Blue And Orange Morality: Real Life

  • People with certain kinds of psychological disorders and conditions. Functional sociopaths, psychopaths, and narcissists tend to develop a morality along these lines. They create this form of morality as a construct to survive, Some of these are usually considered amoral, or lack of a recognition of morality; however there are people like this who hate things that are absolutely normal, accept things that most people disdain, and judge other people by things that are usually not associated with morality.
    • While not quite to the extreme of 'bacon and necktie', some high functioning Autistic people claim that things seem to be this way, whether they want to think like that or not. While 'normal' people think about a topic one way, the Autistic subject has an unwavering alternative view on it, which is often rebuked equally unwaveringly by the 'normal' people. This can be a distressing problem and a source of considerable conflict and, eventually, depression. Imagine a world where everything is just wrong, but everything and everyone around you thinks that's not true.
  • Very young children tend to have this sort of morality. Their sense of "right/Good" or "wrong/Evil" maps more accurately to a sense of "I like it" and "I don't like it." This is why gaining a clear sense of right and wrong is considered one of the first signs of growing up.
  • Most animals don't even have concepts of morality or empathy. Those that do (apes, dolphins, dogs, etc.) tend to be absolutely incomprehensible to humans. For example dolphins will aid sick or injured creatures (even those not of their species) and have even been known to rescue humans from sharks, but the males are casual rapists (to the point that they'll sometimes beat baby dolphins to death to force the mother to mate) and some dolphins are sadists, brutally killed other animals for fun. How they reconcile such behavior is simply unknowable.
  • According to Kohlberg's theory of moral development, humans are this to each other. Humans progress through different value systems as they age, starting as infants and toddlers (as stated above) with a pure pleasure/pain dimension and eventually maturing toward more and more complex systems. Those at different stages really don't understand each other at all, especially when the less mature try to comprehend the more mature. However, Kohlberg was famously criticized by feminist philosopher Gilligan, who claimed his theory was androcentric and focused entirely on the concept of morality-as-justice, while women cared more about morality-as-care. Other critics question the entire idea that morality is governed by principles such as "justice" or "fairness," and believe humans really have an evolved emotional repertoire which is based on our emotions and developed for other reasons. More at the Other Wiki.
    • Similarly, Stephen Pinker assembles other works that come to define systems for moral thought used by humans, namely Communal Sharing (including in-group loyalty and purity/sanctity), Authority Ranking (obey your superiors), Equity Matching (sharing), and Rational/Legal (markets and laws). Each of these has a different neural pathway in the brain and each normal human uses all of these. No system is strictly better or worse. Each has its moments in different situations. He then establishes that a person understands a moral issue by applying one or more of these systems. Anyone who uses different models than you then becomes Blue-and-Orange to you. For example, a restaurant is governed by Rational/Legal morality. No one goes in and after the meal offers to repay the chef by hosting his or her family in the future (Equity Matching). Applied to real dilemmas, consider same-sex marriages. Conservatives view it through the purity/sanctity aspect of Communal Sharing and Authority Ranking with religious authority as the authority figure, while Liberals tend toward a Rational/Legal point of view. The two sides literally do not use the same brain system to examine the issue.

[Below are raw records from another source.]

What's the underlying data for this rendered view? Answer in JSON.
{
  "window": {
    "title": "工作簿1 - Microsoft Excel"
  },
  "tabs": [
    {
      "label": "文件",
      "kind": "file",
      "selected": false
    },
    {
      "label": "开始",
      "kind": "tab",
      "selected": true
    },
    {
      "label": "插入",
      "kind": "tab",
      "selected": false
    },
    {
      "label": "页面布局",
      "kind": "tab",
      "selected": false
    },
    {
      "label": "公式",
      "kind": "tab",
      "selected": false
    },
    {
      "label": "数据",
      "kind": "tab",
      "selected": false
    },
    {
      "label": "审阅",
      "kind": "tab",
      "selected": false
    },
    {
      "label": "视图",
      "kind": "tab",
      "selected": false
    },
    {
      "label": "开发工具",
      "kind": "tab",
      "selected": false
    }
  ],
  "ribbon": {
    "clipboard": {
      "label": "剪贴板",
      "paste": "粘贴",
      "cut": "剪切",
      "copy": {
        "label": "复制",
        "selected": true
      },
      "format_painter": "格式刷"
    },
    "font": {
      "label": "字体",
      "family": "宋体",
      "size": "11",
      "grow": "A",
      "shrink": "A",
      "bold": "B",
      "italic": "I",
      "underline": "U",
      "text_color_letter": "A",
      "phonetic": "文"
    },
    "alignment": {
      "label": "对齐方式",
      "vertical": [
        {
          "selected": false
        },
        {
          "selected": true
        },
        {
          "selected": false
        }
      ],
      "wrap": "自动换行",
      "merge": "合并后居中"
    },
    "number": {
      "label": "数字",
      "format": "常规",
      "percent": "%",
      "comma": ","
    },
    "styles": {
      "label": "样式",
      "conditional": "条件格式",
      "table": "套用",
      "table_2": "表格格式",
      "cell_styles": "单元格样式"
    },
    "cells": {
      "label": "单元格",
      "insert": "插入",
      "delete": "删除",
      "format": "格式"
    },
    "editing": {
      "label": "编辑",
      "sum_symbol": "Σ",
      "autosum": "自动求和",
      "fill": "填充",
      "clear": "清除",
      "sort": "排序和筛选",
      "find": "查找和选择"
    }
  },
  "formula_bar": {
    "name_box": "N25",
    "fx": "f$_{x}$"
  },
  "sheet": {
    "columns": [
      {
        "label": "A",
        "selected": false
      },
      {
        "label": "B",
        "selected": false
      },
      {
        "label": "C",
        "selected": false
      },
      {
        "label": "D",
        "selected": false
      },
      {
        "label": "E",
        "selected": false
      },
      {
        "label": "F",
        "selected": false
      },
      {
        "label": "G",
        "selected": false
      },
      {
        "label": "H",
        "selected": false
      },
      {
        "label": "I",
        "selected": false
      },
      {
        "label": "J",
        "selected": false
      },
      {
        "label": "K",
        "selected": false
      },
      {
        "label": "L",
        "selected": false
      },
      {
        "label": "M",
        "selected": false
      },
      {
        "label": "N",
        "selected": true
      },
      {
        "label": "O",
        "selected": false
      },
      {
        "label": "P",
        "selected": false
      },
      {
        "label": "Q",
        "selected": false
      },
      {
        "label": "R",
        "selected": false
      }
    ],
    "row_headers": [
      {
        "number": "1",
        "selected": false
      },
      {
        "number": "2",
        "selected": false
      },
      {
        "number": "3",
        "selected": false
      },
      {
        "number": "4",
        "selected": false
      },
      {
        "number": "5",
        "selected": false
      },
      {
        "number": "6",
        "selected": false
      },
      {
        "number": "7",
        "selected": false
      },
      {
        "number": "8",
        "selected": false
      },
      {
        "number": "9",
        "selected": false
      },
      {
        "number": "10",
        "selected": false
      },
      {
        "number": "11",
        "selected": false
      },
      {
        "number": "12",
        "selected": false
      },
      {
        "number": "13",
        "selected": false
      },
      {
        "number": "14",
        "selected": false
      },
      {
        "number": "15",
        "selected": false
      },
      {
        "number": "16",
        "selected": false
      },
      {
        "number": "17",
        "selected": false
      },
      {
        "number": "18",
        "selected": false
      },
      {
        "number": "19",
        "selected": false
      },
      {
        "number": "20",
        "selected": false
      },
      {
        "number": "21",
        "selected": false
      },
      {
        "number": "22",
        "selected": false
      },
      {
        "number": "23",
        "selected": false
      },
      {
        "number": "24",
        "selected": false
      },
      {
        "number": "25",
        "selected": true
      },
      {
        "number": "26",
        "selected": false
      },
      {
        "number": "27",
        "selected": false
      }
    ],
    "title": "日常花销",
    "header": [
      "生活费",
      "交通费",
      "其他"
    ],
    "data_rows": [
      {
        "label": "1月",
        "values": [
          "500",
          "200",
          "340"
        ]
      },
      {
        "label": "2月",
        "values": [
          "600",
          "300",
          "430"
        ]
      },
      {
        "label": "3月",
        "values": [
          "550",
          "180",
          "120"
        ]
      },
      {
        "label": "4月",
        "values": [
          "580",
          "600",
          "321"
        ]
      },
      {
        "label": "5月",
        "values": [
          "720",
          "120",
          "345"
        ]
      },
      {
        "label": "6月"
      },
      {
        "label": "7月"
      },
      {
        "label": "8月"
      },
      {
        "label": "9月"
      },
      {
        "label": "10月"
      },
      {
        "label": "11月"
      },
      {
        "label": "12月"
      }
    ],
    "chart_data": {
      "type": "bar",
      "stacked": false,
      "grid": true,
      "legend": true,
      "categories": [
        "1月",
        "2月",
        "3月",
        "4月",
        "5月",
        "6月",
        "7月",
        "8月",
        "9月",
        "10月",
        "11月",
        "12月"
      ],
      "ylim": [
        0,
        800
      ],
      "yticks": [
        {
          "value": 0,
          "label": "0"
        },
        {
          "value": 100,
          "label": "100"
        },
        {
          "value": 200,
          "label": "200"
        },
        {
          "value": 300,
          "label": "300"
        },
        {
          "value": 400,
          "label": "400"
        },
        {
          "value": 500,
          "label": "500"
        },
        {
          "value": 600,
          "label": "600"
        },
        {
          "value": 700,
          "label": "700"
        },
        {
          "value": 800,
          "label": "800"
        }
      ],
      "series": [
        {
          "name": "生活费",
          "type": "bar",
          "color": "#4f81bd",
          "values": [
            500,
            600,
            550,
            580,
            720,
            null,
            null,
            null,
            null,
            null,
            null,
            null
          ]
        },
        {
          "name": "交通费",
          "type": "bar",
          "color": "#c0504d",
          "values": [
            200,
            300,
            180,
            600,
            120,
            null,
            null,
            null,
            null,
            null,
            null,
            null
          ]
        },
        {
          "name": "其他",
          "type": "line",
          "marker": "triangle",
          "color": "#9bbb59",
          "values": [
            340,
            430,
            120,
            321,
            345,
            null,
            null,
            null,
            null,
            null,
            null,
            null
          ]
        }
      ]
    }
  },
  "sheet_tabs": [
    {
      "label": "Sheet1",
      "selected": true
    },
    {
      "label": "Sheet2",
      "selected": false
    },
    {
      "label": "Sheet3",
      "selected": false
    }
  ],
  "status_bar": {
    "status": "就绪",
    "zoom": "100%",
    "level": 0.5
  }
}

      • An important point is that all of the systems are valid at times and anyone using a different system will seem to just "not get it" in a blue-and-orange way. Imagine paying for a parking spot on a busy street when a cop comes and orders you to move your car because an ambulance needs access where you parked. Most of us bow to Authority Ranking and believe moving our car is the right thing to do. Someone who engaged in Equity Matching by asking the officer if he could park in front of the cop's house sometime or stopped to argue with the cop about the legality of forcing you to move and when you'll be compensated for the cost of parking (Rational/Legal) seems blue-and-orange to us.
      • Source, especially from the chapter "The varieties of Moral Experience" onwards.